Some nutrition best practices around sugar may surprise parents. Research suggests that when trying to raise intuitive eaters, children must learn to regulate their own eating. In other words, intense control over the sweets your children eat may backfire. Although it is well-known that significant amounts of sugar are not good for children, giving children opportunities to learn how different levels of sugar make their bodies feel is not always bad.

As you hop into the Easter egg hunts this month, consider adding these egg-cellent strategies to your holiday candy habits:


Holidays can come with unusual schedules, but offering a routine without pressure can give children the opportunity to get the nutrition they need in a predictable rhythm. Then, children are not only eating sugary treats.


Yes, we are suggesting you let your kids eat candy. It can be very tempting to allow one treat and hide the rest – out of sight, out of mind. But ultimately, if parents take away or police candy, it can create a preoccupation with sweets. Instead, allow children a set time to enjoy their stash like a snack. Offer a glass of water, sit at the table, and let them explore and try different treats. Do your best not to control the situation. Your children may eat too much candy while exploring, but they may also eat less than you imagine. Regardless of how they feel post “snack,” they are learning about the effects of sugar themselves.

Then, after this “free-for-all” moment, set up a clear structure for post-holiday leftovers. Choose an agreed-upon location for the candy and appropriate times to enjoy it. Establish boundaries and expectations rather than hiding them or secretly throwing them away.

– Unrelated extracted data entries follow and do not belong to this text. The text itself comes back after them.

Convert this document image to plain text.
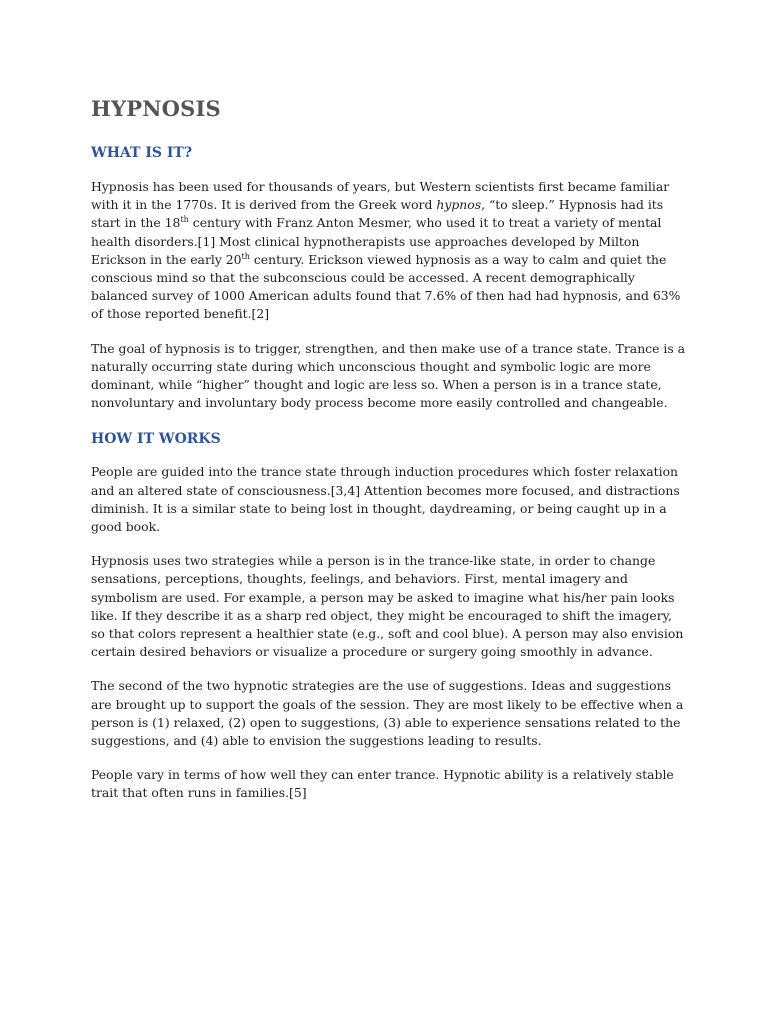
HYPNOSIS
WHAT IS IT?

Hypnosis has been used for thousands of years, but Western scientists first became familiar with it in the 1770s. It is derived from the Greek word hypnos, “to sleep.” Hypnosis had its start in the 18th century with Franz Anton Mesmer, who used it to treat a variety of mental health disorders.[1] Most clinical hypnotherapists use approaches developed by Milton Erickson in the early 20th century. Erickson viewed hypnosis as a way to calm and quiet the conscious mind so that the subconscious could be accessed. A recent demographically balanced survey of 1000 American adults found that 7.6% of then had had hypnosis, and 63% of those reported benefit.[2]

The goal of hypnosis is to trigger, strengthen, and then make use of a trance state. Trance is a naturally occurring state during which unconscious thought and symbolic logic are more dominant, while “higher” thought and logic are less so. When a person is in a trance state, nonvoluntary and involuntary body process become more easily controlled and changeable.

HOW IT WORKS

People are guided into the trance state through induction procedures which foster relaxation and an altered state of consciousness.[3,4] Attention becomes more focused, and distractions diminish. It is a similar state to being lost in thought, daydreaming, or being caught up in a good book.

Hypnosis uses two strategies while a person is in the trance-like state, in order to change sensations, perceptions, thoughts, feelings, and behaviors. First, mental imagery and symbolism are used. For example, a person may be asked to imagine what his/her pain looks like. If they describe it as a sharp red object, they might be encouraged to shift the imagery, so that colors represent a healthier state (e.g., soft and cool blue). A person may also envision certain desired behaviors or visualize a procedure or surgery going smoothly in advance.

The second of the two hypnotic strategies are the use of suggestions. Ideas and suggestions are brought up to support the goals of the session. They are most likely to be effective when a person is (1) relaxed, (2) open to suggestions, (3) able to experience sensations related to the suggestions, and (4) able to envision the suggestions leading to results.

People vary in terms of how well they can enter trance. Hypnotic ability is a relatively stable trait that often runs in families.[5]
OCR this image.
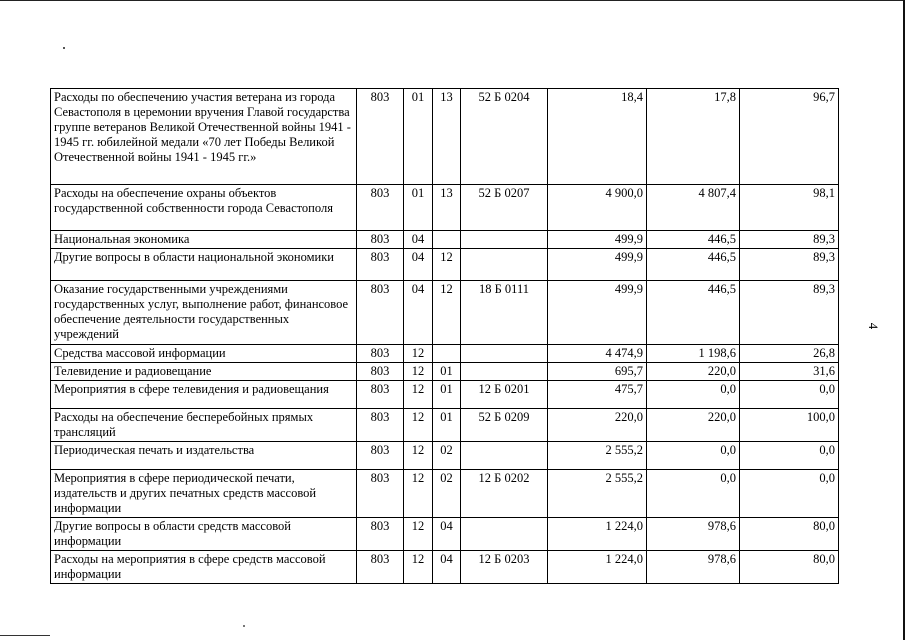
Расходы по обеспечению участия ветерана из города Севастополя в церемонии вручения Главой государства группе ветеранов Великой Отечественной войны 1941 - 1945 гг. юбилейной медали «70 лет Победы Великой Отечественной войны 1941 - 1945 гг.»	803	01	13	52 Б 0204	18,4	17,8	96,7
Расходы на обеспечение охраны объектов государственной собственности города Севастополя	803	01	13	52 Б 0207	4 900,0	4 807,4	98,1
Национальная экономика	803	04			499,9	446,5	89,3
Другие вопросы в области национальной экономики	803	04	12		499,9	446,5	89,3
Оказание государственными учреждениями государственных услуг, выполнение работ, финансовое обеспечение деятельности государственных учреждений	803	04	12	18 Б 0111	499,9	446,5	89,3
Средства массовой информации	803	12			4 474,9	1 198,6	26,8
Телевидение и радиовещание	803	12	01		695,7	220,0	31,6
Мероприятия в сфере телевидения и радиовещания	803	12	01	12 Б 0201	475,7	0,0	0,0
Расходы на обеспечение бесперебойных прямых трансляций	803	12	01	52 Б 0209	220,0	220,0	100,0
Периодическая печать и издательства	803	12	02		2 555,2	0,0	0,0
Мероприятия в сфере периодической печати, издательств и других печатных средств массовой информации	803	12	02	12 Б 0202	2 555,2	0,0	0,0
Другие вопросы в области средств массовой информации	803	12	04		1 224,0	978,6	80,0
Расходы на мероприятия в сфере средств массовой информации	803	12	04	12 Б 0203	1 224,0	978,6	80,0
4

We also encourage parents and caregivers to focus their mindset on desserts and sweets. Refrain from negative body language or facial expressions. Do your best not to project negative feelings onto the situation. Instead, if you are able, taste something yourself or ask about their favorite flavors. Research suggests a calm, positive food environment can create a more neutral attitude towards different food groups.

Peep these new sugar strategies for your spring celebrations for hoppier and healthier memories.